Deep Learning | Utkarsh Sahu

This course provides a deep dive into the historical evolution and modern application of neural networks. We begin with the mathematical foundations of the McCulloch Pitts Neuron and Perceptrons, progressing into the representation power of Multi-Layer Perceptrons and the mechanics of Backpropagation. The curriculum covers a wide array of optimization strategies, including modern variants like Adam and NAdam, alongside regularization techniques such as Dropout and Batch Normalization. Students will gain expertise in state-of-the-art architectures, from Convolutional Neural Networks (ResNet, Inception) to sequence-based models like LSTMs and the transformative Attention mechanism.

Instructor

Prof. Mitesh M. Khapra, Department of Computer Science and Engineering, IIT Madras

Course Schedule & Topics

The course is structured over 12 weeks, transitioning from foundational theory to complex deep learning architectures.

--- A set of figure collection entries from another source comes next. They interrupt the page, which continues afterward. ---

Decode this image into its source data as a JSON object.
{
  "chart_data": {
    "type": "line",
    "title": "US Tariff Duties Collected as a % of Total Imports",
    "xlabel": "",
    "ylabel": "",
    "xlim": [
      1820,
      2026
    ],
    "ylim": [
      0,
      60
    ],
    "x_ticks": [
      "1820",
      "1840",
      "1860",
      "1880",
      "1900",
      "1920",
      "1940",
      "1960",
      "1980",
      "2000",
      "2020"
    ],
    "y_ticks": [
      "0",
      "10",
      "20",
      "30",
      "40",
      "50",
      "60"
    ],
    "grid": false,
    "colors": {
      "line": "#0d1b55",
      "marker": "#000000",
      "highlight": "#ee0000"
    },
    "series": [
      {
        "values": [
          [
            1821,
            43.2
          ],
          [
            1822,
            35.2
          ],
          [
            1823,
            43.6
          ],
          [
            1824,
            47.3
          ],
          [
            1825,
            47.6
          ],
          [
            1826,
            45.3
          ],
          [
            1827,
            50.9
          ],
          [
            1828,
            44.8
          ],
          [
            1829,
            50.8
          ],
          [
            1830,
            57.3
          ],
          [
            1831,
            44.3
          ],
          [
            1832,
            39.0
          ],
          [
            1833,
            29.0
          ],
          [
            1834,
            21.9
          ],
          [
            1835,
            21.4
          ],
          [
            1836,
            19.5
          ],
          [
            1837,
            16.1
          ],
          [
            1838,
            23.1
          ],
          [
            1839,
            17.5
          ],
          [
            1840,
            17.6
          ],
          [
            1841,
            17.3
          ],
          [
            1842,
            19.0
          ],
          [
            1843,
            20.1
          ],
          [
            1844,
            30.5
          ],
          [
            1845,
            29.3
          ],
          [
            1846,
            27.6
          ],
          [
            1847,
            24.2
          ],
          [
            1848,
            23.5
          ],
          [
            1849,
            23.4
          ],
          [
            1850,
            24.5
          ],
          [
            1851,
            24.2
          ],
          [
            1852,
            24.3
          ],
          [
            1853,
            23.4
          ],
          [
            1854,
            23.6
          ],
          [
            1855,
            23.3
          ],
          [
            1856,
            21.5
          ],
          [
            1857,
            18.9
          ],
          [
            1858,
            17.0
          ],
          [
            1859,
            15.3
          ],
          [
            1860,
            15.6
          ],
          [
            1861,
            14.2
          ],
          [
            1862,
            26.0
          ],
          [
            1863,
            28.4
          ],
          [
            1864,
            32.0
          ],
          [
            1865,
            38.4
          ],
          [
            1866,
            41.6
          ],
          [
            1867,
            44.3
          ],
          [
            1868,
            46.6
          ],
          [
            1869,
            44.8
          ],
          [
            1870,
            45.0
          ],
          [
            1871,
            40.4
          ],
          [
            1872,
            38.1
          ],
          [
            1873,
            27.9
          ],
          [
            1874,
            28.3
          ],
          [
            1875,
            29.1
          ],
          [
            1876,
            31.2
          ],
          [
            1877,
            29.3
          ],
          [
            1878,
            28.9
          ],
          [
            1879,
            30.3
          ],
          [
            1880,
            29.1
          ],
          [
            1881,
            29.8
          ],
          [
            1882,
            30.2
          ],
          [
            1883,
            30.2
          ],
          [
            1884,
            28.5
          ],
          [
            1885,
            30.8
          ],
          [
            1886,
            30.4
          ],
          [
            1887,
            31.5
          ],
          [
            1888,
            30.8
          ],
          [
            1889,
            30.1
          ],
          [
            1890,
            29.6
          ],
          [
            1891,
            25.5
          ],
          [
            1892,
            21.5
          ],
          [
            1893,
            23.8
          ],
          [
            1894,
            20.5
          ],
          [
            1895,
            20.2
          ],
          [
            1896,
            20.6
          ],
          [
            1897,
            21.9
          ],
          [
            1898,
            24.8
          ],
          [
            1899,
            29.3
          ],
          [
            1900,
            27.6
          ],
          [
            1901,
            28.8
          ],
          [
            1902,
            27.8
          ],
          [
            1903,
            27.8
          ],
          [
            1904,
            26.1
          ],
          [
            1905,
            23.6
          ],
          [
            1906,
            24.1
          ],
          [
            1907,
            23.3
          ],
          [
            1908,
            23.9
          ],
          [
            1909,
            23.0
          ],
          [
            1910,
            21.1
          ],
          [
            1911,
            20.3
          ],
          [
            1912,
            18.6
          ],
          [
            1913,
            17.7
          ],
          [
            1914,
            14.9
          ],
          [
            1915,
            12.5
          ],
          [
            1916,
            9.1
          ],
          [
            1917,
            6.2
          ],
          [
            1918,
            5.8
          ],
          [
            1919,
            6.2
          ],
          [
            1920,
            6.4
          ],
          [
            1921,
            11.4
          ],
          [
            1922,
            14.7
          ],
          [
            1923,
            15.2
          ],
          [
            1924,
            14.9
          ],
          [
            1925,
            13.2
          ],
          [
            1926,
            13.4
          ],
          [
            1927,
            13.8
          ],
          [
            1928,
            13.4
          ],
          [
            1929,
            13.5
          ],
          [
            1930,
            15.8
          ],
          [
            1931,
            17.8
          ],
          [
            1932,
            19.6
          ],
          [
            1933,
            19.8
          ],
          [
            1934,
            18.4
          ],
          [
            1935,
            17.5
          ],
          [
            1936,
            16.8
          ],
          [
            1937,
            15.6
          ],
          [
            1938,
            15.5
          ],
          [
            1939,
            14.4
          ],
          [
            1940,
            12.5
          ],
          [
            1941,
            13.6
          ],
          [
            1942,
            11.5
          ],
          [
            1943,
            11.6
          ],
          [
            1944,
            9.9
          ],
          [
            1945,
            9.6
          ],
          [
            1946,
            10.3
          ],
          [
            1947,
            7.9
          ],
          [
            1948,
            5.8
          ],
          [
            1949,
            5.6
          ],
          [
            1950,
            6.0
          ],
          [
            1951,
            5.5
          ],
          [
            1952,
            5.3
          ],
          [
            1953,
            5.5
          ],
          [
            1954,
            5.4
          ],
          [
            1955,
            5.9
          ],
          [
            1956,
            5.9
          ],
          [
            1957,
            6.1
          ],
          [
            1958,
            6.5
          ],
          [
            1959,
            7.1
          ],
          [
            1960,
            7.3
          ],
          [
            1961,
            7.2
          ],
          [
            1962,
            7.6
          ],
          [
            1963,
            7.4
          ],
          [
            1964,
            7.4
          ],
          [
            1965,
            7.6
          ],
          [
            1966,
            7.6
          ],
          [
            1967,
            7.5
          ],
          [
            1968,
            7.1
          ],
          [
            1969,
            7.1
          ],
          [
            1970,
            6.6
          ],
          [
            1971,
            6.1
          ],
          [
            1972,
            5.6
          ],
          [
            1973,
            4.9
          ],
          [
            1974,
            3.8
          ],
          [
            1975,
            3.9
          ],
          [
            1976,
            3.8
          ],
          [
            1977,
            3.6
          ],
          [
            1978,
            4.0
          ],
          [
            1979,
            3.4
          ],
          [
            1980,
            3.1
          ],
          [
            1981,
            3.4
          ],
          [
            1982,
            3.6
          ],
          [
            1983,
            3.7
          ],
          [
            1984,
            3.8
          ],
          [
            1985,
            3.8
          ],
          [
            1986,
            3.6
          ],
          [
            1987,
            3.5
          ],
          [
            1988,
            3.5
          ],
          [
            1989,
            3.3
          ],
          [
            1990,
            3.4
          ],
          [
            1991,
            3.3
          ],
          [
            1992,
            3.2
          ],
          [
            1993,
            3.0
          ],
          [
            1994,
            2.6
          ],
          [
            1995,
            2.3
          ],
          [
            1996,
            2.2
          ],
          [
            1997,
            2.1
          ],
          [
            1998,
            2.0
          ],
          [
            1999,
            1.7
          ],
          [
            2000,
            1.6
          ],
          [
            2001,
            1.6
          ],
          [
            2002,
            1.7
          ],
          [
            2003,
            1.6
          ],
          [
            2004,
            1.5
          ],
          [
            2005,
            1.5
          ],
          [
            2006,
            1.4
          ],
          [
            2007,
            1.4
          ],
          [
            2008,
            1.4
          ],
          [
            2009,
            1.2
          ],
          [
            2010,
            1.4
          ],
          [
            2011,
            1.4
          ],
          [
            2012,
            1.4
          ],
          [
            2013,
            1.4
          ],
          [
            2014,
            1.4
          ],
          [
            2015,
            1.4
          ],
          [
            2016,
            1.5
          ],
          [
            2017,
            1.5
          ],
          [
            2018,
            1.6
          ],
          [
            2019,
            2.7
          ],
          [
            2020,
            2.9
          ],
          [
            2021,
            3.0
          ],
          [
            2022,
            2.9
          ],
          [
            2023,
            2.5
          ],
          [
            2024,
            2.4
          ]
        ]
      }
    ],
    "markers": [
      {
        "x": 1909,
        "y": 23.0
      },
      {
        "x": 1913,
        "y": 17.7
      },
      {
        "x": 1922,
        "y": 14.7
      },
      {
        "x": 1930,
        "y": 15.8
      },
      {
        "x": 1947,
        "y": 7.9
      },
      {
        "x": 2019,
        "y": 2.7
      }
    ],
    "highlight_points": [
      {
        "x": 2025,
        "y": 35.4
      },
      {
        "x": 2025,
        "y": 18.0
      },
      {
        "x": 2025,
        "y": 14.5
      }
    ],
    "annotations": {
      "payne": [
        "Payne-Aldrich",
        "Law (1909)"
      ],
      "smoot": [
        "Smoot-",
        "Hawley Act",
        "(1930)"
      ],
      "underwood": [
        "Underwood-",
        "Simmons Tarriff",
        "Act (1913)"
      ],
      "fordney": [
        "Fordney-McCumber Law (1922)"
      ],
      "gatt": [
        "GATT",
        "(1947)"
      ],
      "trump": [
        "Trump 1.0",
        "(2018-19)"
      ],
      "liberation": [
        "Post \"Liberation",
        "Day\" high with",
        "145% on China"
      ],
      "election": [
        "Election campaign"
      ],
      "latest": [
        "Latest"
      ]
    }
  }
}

Week	Primary Focus	Key Topics Covered
1	Foundations	History of DL, McCulloch Pitts Neuron, and Perceptron Learning Algorithm.
2	MLPs & Gradient Descent	Multilayer Perceptrons, Sigmoid Neurons, and the basics of Gradient Descent.
3	Feedforward Networks	Representation Power and the Backpropagation algorithm.
4	Optimization Algorithms	Momentum, Nesterov, Adagrad, RMSProp, Adam, and Learning Rate Schedulers.
5	Unsupervised Learning	Autoencoders, PCA relations, Denoising, and Contractive Autoencoders.
6	Regularization & Bias	Bias-Variance Tradeoff, L2 Regularization, Data Augmentation, and Dropout.
7	Training Improvements	Activation functions (ReLU, etc.), Weight Initialization, and Batch Normalization.
8	Convolutional Networks (CNN)	Word Vectorial Representations, LeNet, AlexNet, VGGNet, and ResNet architectures.
9	CNN Visualization	Guided Backpropagation, Deep Dream, Deep Art, and Adversarial Attacks (Fooling CNNs).
10	Recurrent Neural Networks (RNN)	BPTT, Vanishing and Exploding Gradients, and Truncated BPTT.
11	Gated RNNs (LSTM/GRU)	Gated Recurrent Units, LSTM Cells, and overcoming the vanishing gradient problem.
12	Advanced Sequence Models	Encoder-Decoder Models, Attention Mechanisms, and an introduction to Transformers.

Material used

Deep Learning by Ian Goodfellow, Yoshua Bengio, and Aaron Courville (MIT Press).